En ese punto descubrí que mi olfato protestaba no sólo por los olores que despedían las axilas del hombre del serrucho, sino por la mezcla de fuertes olores que luchaban por la supremacía olfativa del interior de ese autobús. Sé que sonaré demasiado delicado, pero debo señalar que comencé a sufrir una jaqueca. Mi malestar fue acrecentado por unos insistentes empujones que me propinaba en la espalda una mujer de edad incalculable (esto lo digo porque, debido a que las mujeres de la clase humilde –léase ‘extremadamente indigente’– tienen que trabajar de manera extenuante desde muy jóvenes para mal ganar su sustento diario, al cumplir los 25 o 30 años parecen de 55 o 60). Esta mujer quería, a toda costa, ocupar el pequeño espacio vacío que había frente a mí, y parecía ignorar que por medio de la palabra o quizás por medio de las señales, yo pude haberme hecho a un lado para dejarla pasar.
Es posible que esta mujer estuviese empeñada en violar a toda costa esa ley que dice que dos cuerpos no pueden ocupar simultáneamente el mismo lugar en el espacio y por eso se empeñaba en aplicar todas sus energías contra mí.

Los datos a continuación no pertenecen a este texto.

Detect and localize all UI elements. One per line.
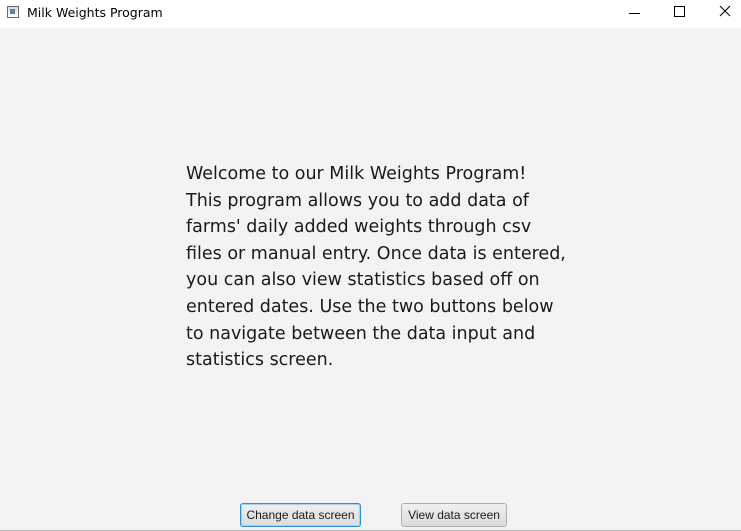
change-data-screen-button[interactable]: Change data screen — [240, 503, 361, 527]
view-data-screen-button[interactable]: View data screen — [401, 503, 507, 527]
app-window: Milk Weights Program Welcome to our Milk… — [0, 0, 741, 531]
close-button[interactable] — [702, 0, 741, 28]
close-icon — [719, 5, 731, 17]
minimize-button[interactable] — [612, 0, 658, 28]
welcome-message: Welcome to our Milk Weights Program! Thi… — [186, 164, 566, 371]
maximize-icon — [674, 6, 685, 17]
maximize-button[interactable] — [656, 0, 702, 28]
app-window-icon — [7, 6, 19, 18]
minimize-icon — [629, 13, 640, 14]
main-content: Welcome to our Milk Weights Program! Thi… — [0, 28, 741, 531]
title-bar[interactable]: Milk Weights Program — [0, 0, 741, 28]
window-title: Milk Weights Program — [27, 5, 163, 20]
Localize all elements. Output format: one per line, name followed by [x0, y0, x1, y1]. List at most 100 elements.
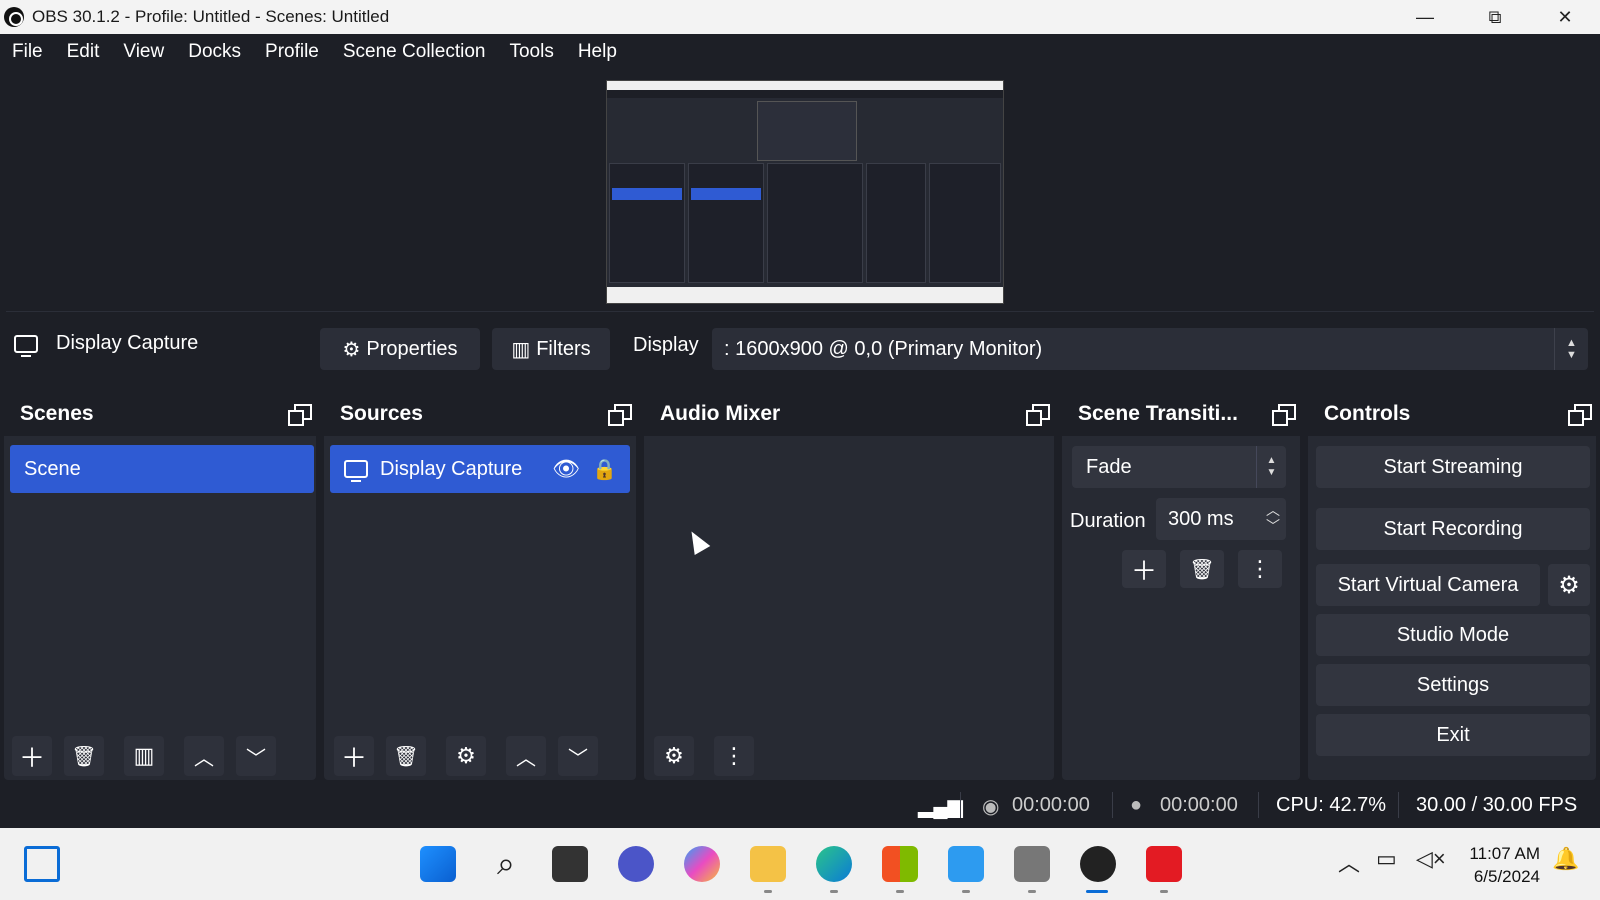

Evitando cualquier discusión física, dejé pasar a la mujer quien con rencorosos ojos me dirigió su furia (sí, puede que ella no haya comprendido que esa ley natural se aplica, por lo menos aquí en la Tierra); mientras yo oprimí el botón de la puerta para bajar del autobús en la próxima parada.
Por lo menos sí llegué hasta Cuajimalpa. Lo que siguió después no te lo contaré, pues igual y eres alguien que se escandaliza con facilidad, o, si no eres así, pues te burlarías de mí. Sólo quise obsequiarte una instantánea dentro de un autobús.